Si on prenait le temps de souffler ?
ichele Freud nous raconte comment se servir de la Sophrologie pour nous aider à « souffler »
A la naissance, la respiration marque le premier langage que nous utilisons pour traduire notre appartenance au monde, notre relation à la vie. La respiration participe au cycle de l’énergie indispensable à chaque être ; elle est l’une des principales fonctions organiques qui assurent la vie. La sagesse populaire traduit bien cette relation aux cycles de l’énergie vitale. « On a le souffle coupé » lorsqu’une émotion nous saisit, « on est à bout de souffle » lorsqu’une activité s’éternise, « on perd son souffle, on soupire de soulagement, on reprend son souffle, on rend son dernier souffle. ». Toutes les traditions évoquent le premier souffle de l’homme et le relie à la notion d’énergie vitale.
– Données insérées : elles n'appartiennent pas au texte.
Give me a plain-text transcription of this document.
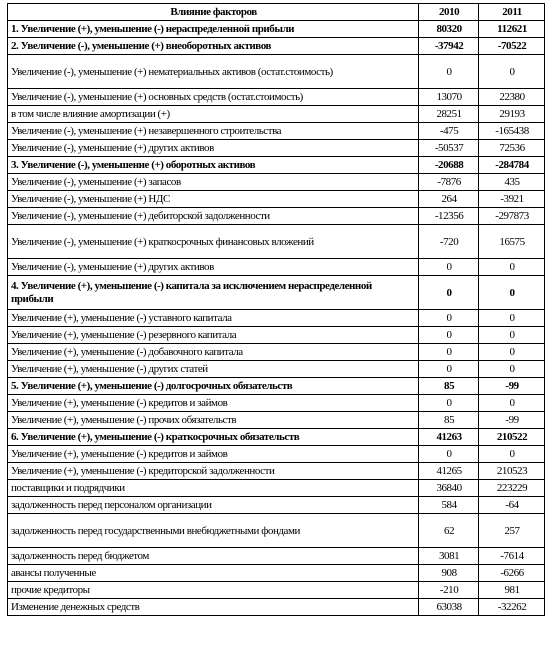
Влияние факторов	2010	2011
1. Увеличение (+), уменьшение (-) нераспределенной прибыли	80320	112621
2. Увеличение (-), уменьшение (+) внеоборотных активов	-37942	-70522
Увеличение (-), уменьшение (+) нематериальных активов (остат.стоимость)	0	0
Увеличение (-), уменьшение (+) основных средств (остат.стоимость)	13070	22380
в том числе влияние амортизации (+)	28251	29193
Увеличение (-), уменьшение (+) незавершенного строительства	-475	-165438
Увеличение (-), уменьшение (+) других активов	-50537	72536
3. Увеличение (-), уменьшение (+) оборотных активов	-20688	-284784
Увеличение (-), уменьшение (+) запасов	-7876	435
Увеличение (-), уменьшение (+) НДС	264	-3921
Увеличение (-), уменьшение (+) дебиторской задолженности	-12356	-297873
Увеличение (-), уменьшение (+) краткосрочных финансовых вложений	-720	16575
Увеличение (-), уменьшение (+) других активов	0	0
4. Увеличение (+), уменьшение (-) капитала за исключением нераспределенной прибыли	0	0
Увеличение (+), уменьшение (-) уставного капитала	0	0
Увеличение (+), уменьшение (-) резервного капитала	0	0
Увеличение (+), уменьшение (-) добавочного капитала	0	0
Увеличение (+), уменьшение (-) других статей	0	0
5. Увеличение (+), уменьшение (-) долгосрочных обязательств	85	-99
Увеличение (+), уменьшение (-) кредитов и займов	0	0
Увеличение (+), уменьшение (-) прочих обязательств	85	-99
6. Увеличение (+), уменьшение (-) краткосрочных обязательств	41263	210522
Увеличение (+), уменьшение (-) кредитов и займов	0	0
Увеличение (+), уменьшение (-) кредиторской задолженности	41265	210523
поставщики и подрядчики	36840	223229
задолженность перед персоналом организации	584	-64
задолженность перед государственными внебюджетными фондами	62	257
задолженность перед бюджетом	3081	-7614
авансы полученные	908	-6266
прочие кредиторы	-210	981
Изменение денежных средств	63038	-32262
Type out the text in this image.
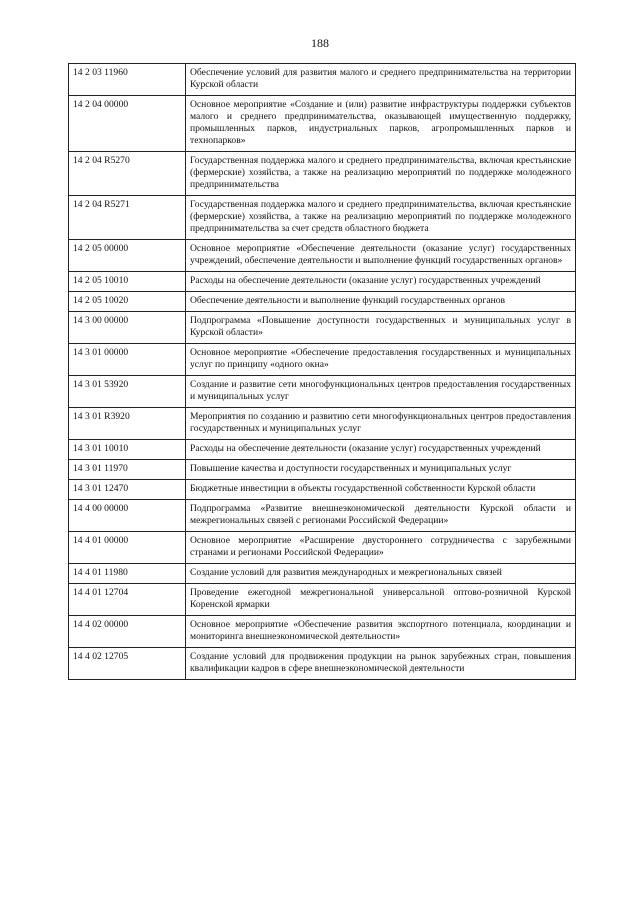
188
14 2 03 11960	Обеспечение условий для развития малого и среднего предпринимательства на территории Курской области
14 2 04 00000	Основное мероприятие «Создание и (или) развитие инфраструктуры поддержки субъектов малого и среднего предпринимательства, оказывающей имущественную поддержку, промышленных парков, индустриальных парков, агропромышленных парков и технопарков»
14 2 04 R5270	Государственная поддержка малого и среднего предпринимательства, включая крестьянские (фермерские) хозяйства, а также на реализацию мероприятий по поддержке молодежного предпринимательства
14 2 04 R5271	Государственная поддержка малого и среднего предпринимательства, включая крестьянские (фермерские) хозяйства, а также на реализацию мероприятий по поддержке молодежного предпринимательства за счет средств областного бюджета
14 2 05 00000	Основное мероприятие «Обеспечение деятельности (оказание услуг) государственных учреждений, обеспечение деятельности и выполнение функций государственных органов»
14 2 05 10010	Расходы на обеспечение деятельности (оказание услуг) государственных учреждений
14 2 05 10020	Обеспечение деятельности и выполнение функций государственных органов
14 3 00 00000	Подпрограмма «Повышение доступности государственных и муниципальных услуг в Курской области»
14 3 01 00000	Основное мероприятие «Обеспечение предоставления государственных и муниципальных услуг по принципу «одного окна»
14 3 01 53920	Создание и развитие сети многофункциональных центров предоставления государственных и муниципальных услуг
14 3 01 R3920	Мероприятия по созданию и развитию сети многофункциональных центров предоставления государственных и муниципальных услуг
14 3 01 10010	Расходы на обеспечение деятельности (оказание услуг) государственных учреждений
14 3 01 11970	Повышение качества и доступности государственных и муниципальных услуг
14 3 01 12470	Бюджетные инвестиции в объекты государственной собственности Курской области
14 4 00 00000	Подпрограмма «Развитие внешнеэкономической деятельности Курской области и межрегиональных связей с регионами Российской Федерации»
14 4 01 00000	Основное мероприятие «Расширение двустороннего сотрудничества с зарубежными странами и регионами Российской Федерации»
14 4 01 11980	Создание условий для развития международных и межрегиональных связей
14 4 01 12704	Проведение ежегодной межрегиональной универсальной оптово-розничной Курской Коренской ярмарки
14 4 02 00000	Основное мероприятие «Обеспечение развития экспортного потенциала, координации и мониторинга внешнеэкономической деятельности»
14 4 02 12705	Создание условий для продвижения продукции на рынок зарубежных стран, повышения квалификации кадров в сфере внешнеэкономической деятельности
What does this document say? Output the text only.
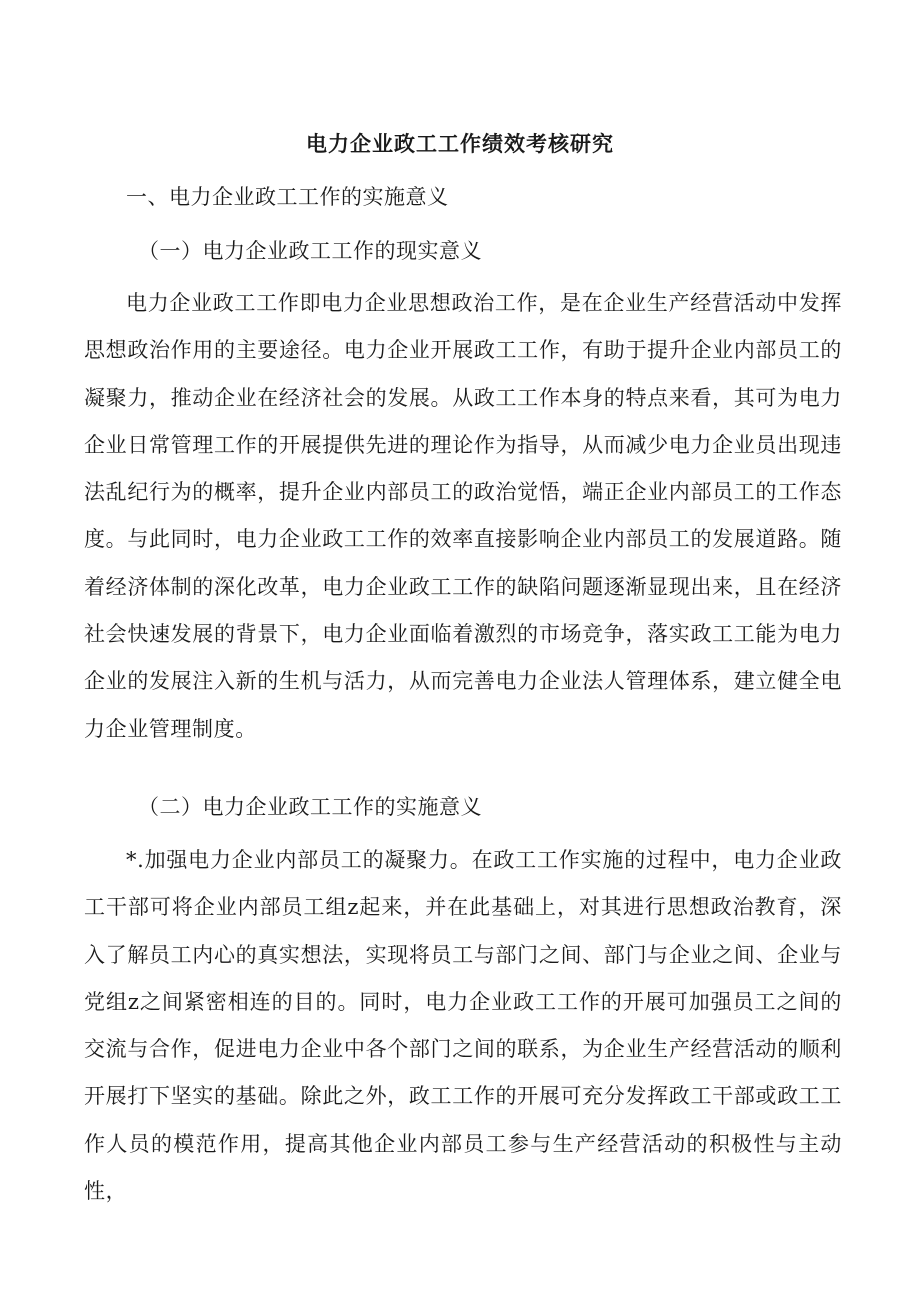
电力企业政工工作绩效考核研究
一、电力企业政工工作的实施意义
（一）电力企业政工工作的现实意义

电力企业政工工作即电力企业思想政治工作，是在企业生产经营活动中发挥思想政治作用的主要途径。电力企业开展政工工作，有助于提升企业内部员工的凝聚力，推动企业在经济社会的发展。从政工工作本身的特点来看，其可为电力企业日常管理工作的开展提供先进的理论作为指导，从而减少电力企业员出现违法乱纪行为的概率，提升企业内部员工的政治觉悟，端正企业内部员工的工作态度。与此同时，电力企业政工工作的效率直接影响企业内部员工的发展道路。随着经济体制的深化改革，电力企业政工工作的缺陷问题逐渐显现出来，且在经济社会快速发展的背景下，电力企业面临着激烈的市场竞争，落实政工工能为电力企业的发展注入新的生机与活力，从而完善电力企业法人管理体系，建立健全电力企业管理制度。

（二）电力企业政工工作的实施意义

*.加强电力企业内部员工的凝聚力。在政工工作实施的过程中，电力企业政工干部可将企业内部员工组z起来，并在此基础上，对其进行思想政治教育，深入了解员工内心的真实想法，实现将员工与部门之间、部门与企业之间、企业与党组z之间紧密相连的目的。同时，电力企业政工工作的开展可加强员工之间的交流与合作，促进电力企业中各个部门之间的联系，为企业生产经营活动的顺利开展打下坚实的基础。除此之外，政工工作的开展可充分发挥政工干部或政工工作人员的模范作用，提高其他企业内部员工参与生产经营活动的积极性与主动性，
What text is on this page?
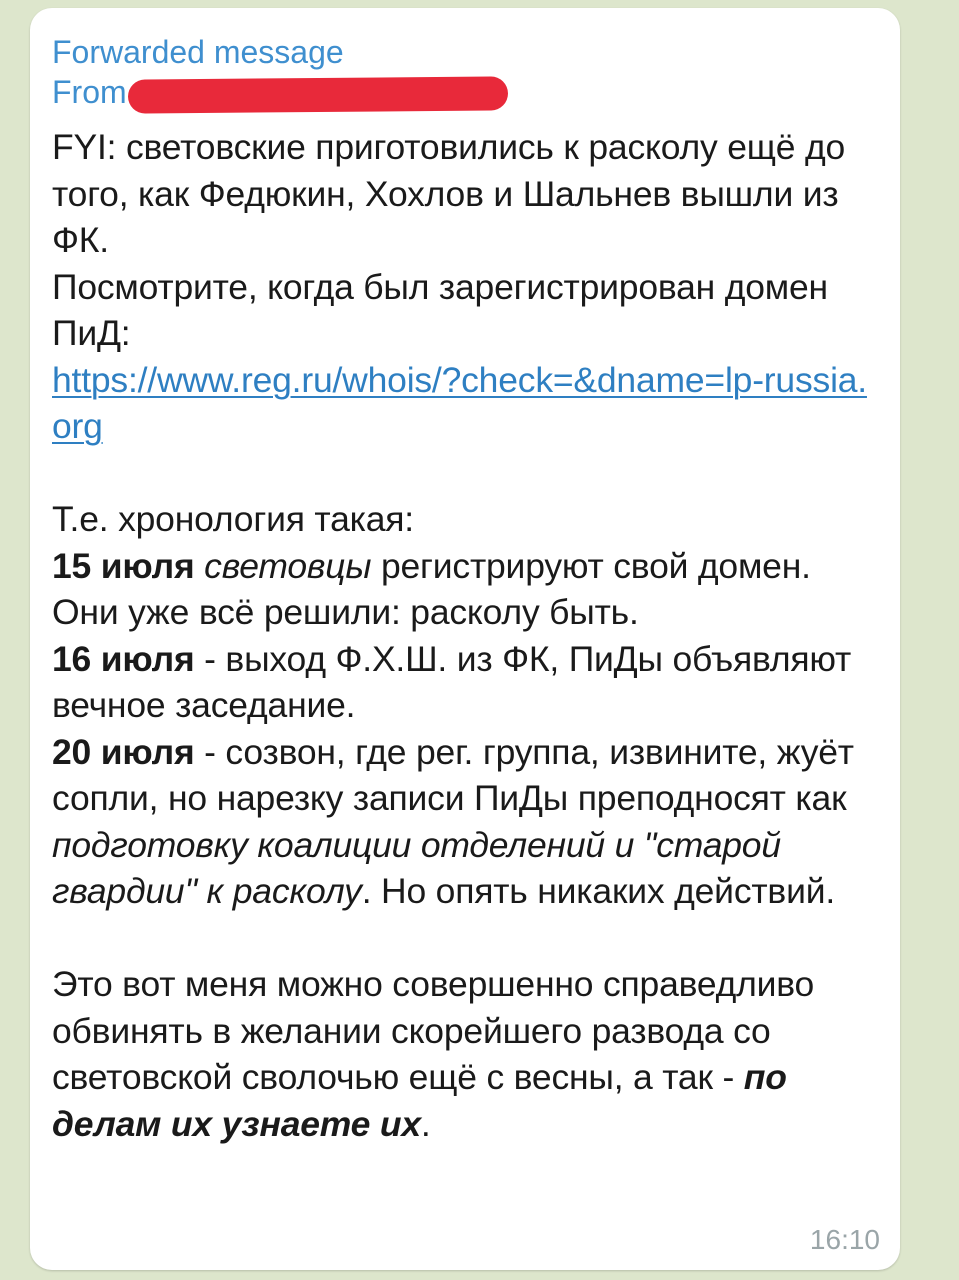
Forwarded message
From

FYI: световские приготовились к расколу ещё до того, как Федюкин, Хохлов и Шальнев вышли из ФК.

Посмотрите, когда был зарегистрирован домен ПиД:

https://www.reg.ru/whois/?check=&dname=lp-russia.org

Т.е. хронология такая:

15 июля световцы регистрируют свой домен. Они уже всё решили: расколу быть.

16 июля - выход Ф.Х.Ш. из ФК, ПиДы объявляют вечное заседание.

20 июля - созвон, где рег. группа, извините, жуёт сопли, но нарезку записи ПиДы преподносят как подготовку коалиции отделений и "старой гвардии" к расколу. Но опять никаких действий.

Это вот меня можно совершенно справедливо обвинять в желании скорейшего развода со световской сволочью ещё с весны, а так - по делам их узнаете их.

16:10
Le souffle de la vie, c’est la recherche de la paix intérieure dans certaines cultures.
« Lorsque nous respirons, nous participons inconsciemment au grand mystère universel » expose Graf Dürckheim. Pour les hindous, l’air que nous respirons contient le « prana », la force vitale qui nous régénère. Les Japonais considèrent le ventre comme le centre vital de l’homme, le « hara ». L’homme « centré » est celui dont le point de gravité repose, inébranlable, dans le hara. Il est censé être équilibré, calme, bien dans sa peau, bien dans son corps et dans sa vie. La plupart du temps, notre respiration est haute, superficielle, saccadée, à l’image de notre rythme de vie : haletant, perturbé, effréné. Évoluant dans un état permanent de stress, nous respirons insuffisamment pour assurer les échanges profonds qui garantissent l’équilibre physiologique et psychique de notre être.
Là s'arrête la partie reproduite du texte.